Surveying the garden
Good garden design starts with putting your ideas down on paper.
Draw a rough shape of your garden on the notepaper, including the contour of your house. Don't worry too much about your artistic skills at this stage.
Measure the length, width and diagonals of the garden, using the house as a datum (starting reference point). If your tape measure isn't long enough then knock in a stake at an appropriate distance (3m, 5m etc.) and continue to measure until you reach the edge of you property. Note the measurements on your rough diagram. If you have used stakes, don't forget to add the distances together.

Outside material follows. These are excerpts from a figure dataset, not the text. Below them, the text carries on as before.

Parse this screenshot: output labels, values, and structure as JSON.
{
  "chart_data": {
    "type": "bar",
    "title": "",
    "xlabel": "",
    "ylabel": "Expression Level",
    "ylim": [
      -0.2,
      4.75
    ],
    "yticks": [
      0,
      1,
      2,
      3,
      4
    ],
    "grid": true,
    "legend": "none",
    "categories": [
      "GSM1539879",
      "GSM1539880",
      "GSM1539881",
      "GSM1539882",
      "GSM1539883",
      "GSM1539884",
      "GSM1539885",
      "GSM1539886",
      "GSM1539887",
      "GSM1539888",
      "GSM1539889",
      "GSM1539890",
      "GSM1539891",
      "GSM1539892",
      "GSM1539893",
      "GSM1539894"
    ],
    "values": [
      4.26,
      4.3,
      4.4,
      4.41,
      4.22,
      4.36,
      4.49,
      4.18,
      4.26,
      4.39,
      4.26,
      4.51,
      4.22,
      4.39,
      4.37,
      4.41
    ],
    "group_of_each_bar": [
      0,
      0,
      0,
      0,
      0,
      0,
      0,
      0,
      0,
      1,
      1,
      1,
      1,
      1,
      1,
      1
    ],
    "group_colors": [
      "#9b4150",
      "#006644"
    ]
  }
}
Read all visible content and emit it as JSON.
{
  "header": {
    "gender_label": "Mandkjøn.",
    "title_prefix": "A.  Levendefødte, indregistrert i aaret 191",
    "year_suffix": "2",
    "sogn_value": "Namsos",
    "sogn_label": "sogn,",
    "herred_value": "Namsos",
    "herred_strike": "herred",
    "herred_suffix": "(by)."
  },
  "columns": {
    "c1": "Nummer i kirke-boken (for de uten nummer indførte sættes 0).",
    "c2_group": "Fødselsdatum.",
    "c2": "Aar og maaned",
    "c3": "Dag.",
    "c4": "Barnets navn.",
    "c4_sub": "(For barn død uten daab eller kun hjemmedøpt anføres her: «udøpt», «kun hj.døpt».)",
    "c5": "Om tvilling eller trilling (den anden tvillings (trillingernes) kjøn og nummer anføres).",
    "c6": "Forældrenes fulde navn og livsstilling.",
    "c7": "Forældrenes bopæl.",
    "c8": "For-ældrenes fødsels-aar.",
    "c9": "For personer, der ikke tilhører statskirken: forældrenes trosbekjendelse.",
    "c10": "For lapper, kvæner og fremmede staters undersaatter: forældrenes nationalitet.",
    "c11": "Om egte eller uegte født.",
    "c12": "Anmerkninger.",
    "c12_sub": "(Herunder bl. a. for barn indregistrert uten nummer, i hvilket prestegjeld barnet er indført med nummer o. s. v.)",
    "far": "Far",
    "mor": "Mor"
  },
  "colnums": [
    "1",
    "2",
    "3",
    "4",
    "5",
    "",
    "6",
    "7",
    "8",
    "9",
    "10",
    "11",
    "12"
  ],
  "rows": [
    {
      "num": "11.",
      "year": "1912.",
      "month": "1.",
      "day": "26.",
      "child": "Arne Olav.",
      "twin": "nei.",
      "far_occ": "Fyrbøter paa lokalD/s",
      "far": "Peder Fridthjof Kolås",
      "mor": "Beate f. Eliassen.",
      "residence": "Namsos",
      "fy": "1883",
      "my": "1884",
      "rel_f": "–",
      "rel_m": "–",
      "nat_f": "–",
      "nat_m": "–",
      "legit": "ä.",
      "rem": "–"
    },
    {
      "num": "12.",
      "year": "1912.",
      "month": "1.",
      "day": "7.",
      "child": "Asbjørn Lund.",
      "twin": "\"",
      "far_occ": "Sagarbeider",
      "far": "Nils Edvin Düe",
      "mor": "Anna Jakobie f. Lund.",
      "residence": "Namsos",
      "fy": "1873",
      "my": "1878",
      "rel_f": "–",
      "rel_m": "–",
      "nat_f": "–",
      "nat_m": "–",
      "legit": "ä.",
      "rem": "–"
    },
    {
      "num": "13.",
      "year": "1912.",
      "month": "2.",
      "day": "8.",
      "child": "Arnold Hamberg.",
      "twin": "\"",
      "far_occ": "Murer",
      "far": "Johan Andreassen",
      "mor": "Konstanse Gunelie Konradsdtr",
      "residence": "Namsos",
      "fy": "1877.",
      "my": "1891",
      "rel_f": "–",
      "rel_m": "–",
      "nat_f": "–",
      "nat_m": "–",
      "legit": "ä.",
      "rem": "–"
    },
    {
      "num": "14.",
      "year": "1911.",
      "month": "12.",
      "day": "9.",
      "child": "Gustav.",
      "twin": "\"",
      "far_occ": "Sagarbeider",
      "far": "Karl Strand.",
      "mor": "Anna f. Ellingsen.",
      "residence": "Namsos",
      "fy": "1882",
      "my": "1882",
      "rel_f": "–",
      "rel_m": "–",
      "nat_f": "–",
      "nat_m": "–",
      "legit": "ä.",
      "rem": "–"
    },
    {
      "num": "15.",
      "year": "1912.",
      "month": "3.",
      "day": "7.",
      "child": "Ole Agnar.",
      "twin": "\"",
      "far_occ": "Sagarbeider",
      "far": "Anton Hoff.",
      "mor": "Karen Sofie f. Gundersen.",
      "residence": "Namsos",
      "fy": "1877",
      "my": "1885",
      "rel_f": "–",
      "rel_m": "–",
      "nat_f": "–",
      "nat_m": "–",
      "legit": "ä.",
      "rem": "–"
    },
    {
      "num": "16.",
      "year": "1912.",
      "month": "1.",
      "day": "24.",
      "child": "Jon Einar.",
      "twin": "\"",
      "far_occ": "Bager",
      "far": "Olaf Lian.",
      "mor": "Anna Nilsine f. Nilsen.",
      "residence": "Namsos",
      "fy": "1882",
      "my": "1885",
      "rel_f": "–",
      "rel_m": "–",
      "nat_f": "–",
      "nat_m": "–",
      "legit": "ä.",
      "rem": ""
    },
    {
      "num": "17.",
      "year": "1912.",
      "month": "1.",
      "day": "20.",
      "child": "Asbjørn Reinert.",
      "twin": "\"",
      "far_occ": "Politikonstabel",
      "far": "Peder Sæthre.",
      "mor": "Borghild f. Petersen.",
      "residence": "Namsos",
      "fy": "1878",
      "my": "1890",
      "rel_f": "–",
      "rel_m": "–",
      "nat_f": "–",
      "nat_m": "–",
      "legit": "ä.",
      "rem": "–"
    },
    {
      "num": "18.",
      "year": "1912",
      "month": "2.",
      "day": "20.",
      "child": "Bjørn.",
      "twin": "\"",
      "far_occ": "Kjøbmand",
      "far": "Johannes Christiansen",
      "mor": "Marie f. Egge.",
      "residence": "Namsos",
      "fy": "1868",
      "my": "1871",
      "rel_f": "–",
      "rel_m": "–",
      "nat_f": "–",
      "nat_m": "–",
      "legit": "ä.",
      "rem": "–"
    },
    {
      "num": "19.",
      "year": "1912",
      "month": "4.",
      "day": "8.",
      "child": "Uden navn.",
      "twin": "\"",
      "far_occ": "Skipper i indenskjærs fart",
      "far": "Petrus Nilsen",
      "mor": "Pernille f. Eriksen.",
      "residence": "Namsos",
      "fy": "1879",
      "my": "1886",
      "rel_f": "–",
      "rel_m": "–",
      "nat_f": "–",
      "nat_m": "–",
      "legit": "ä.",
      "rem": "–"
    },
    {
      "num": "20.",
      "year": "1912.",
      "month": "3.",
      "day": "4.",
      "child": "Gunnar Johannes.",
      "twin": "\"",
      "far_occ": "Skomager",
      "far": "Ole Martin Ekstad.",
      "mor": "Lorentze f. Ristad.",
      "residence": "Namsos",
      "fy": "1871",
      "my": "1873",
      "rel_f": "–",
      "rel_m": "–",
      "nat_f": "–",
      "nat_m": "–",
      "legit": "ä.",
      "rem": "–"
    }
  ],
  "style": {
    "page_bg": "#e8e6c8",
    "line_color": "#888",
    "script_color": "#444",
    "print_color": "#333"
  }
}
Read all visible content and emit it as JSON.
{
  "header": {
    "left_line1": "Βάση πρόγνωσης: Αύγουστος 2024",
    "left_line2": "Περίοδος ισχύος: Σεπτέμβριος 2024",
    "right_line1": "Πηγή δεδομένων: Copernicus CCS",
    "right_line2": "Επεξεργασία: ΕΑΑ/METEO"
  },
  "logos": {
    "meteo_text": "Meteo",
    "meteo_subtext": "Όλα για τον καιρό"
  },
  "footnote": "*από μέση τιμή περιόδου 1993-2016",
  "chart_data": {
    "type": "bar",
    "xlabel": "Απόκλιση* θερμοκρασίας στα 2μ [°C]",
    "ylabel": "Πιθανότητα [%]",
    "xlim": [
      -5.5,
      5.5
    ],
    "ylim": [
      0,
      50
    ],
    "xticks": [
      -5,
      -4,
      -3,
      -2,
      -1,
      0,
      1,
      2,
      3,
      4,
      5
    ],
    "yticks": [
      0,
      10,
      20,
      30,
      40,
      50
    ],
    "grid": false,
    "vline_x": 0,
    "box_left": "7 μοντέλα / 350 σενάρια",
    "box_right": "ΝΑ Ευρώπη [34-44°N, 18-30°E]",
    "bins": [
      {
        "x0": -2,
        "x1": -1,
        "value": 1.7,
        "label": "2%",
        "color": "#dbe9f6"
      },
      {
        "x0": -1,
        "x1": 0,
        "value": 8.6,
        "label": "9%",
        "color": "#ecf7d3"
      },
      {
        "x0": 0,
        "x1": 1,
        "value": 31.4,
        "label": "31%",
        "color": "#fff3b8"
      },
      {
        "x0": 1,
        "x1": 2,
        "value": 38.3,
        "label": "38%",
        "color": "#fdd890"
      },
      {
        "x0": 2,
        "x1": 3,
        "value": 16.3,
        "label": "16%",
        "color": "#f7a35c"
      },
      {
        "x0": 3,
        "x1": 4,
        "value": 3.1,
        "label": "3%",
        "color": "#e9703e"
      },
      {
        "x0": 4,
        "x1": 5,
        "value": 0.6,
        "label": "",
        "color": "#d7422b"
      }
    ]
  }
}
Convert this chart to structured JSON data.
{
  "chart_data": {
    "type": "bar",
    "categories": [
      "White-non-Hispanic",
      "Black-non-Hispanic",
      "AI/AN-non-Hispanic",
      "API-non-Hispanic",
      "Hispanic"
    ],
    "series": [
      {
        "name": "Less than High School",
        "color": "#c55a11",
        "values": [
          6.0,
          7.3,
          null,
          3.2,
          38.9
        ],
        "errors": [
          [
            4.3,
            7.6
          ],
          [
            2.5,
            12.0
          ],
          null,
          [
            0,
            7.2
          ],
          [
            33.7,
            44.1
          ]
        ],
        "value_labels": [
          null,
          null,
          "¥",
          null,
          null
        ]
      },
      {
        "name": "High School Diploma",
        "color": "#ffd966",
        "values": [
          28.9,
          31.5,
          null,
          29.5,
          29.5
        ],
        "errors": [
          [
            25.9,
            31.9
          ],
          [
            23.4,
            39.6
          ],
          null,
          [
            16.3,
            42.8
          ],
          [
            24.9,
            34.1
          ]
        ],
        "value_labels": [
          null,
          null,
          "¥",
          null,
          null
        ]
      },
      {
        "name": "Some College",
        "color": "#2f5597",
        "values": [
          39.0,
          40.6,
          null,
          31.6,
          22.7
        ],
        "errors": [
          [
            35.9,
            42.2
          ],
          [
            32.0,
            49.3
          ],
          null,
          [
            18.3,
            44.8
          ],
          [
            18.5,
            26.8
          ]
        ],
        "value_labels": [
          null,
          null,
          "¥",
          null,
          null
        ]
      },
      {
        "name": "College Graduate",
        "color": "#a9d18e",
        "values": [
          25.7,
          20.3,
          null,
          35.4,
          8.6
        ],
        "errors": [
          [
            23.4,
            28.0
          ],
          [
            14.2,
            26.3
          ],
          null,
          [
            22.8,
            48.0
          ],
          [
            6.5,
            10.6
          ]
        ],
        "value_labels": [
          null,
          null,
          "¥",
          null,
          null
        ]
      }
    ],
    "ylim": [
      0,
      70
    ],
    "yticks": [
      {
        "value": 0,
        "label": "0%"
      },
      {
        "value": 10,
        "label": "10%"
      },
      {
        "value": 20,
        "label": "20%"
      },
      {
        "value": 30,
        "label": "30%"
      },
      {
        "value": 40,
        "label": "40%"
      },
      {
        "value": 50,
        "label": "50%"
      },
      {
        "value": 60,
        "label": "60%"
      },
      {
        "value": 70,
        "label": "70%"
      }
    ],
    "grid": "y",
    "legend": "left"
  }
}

Measure any significant drops in the garden. With large gardens use a home made spirit level with smaller gardens a normal spirit level is fine. Make a note of these levels on the rough drawing.
Now measure, again from the datum point, any features that are too large or you do not want to remove, including trees*, ponds, patios, greenhouses, sheds etc.
Create a detailed drawing
Create a scale drawing on the graph paper using your notes, using as large a scale as possible. Photocopy this drawing so that you can try different ideas without having to redraw the garden.
If your garden slopes away or to the house, draw a side elevation using your height measurements.
Include the path of the sun on your plan, so that you can plant shade loving and sun worshiping plants accordingly.
If you have waterlogged/muddy areas or areas of the garden prone to frost, mark these on the plan. Muddy areas can be turned over to borders, you could site a pond here or incorporate some drainage. Frost pockets can be grassed over or planted with frost tolerant plants.
- * Most mature trees can have Tree Preservation Orders (TPO) put on them by anyone asking the Tree Officer at the local council.
- Typically preservation orders are applied to trees that have a trunk diameter of 15cm (6") or more at waist height. Your local authority will have a list of all TPOs in your area.
- Get permission from your local tree officer before doing any work on or around a protected tree. You can be prosecuted and fined (up to a maximum of £20,000) for not complying.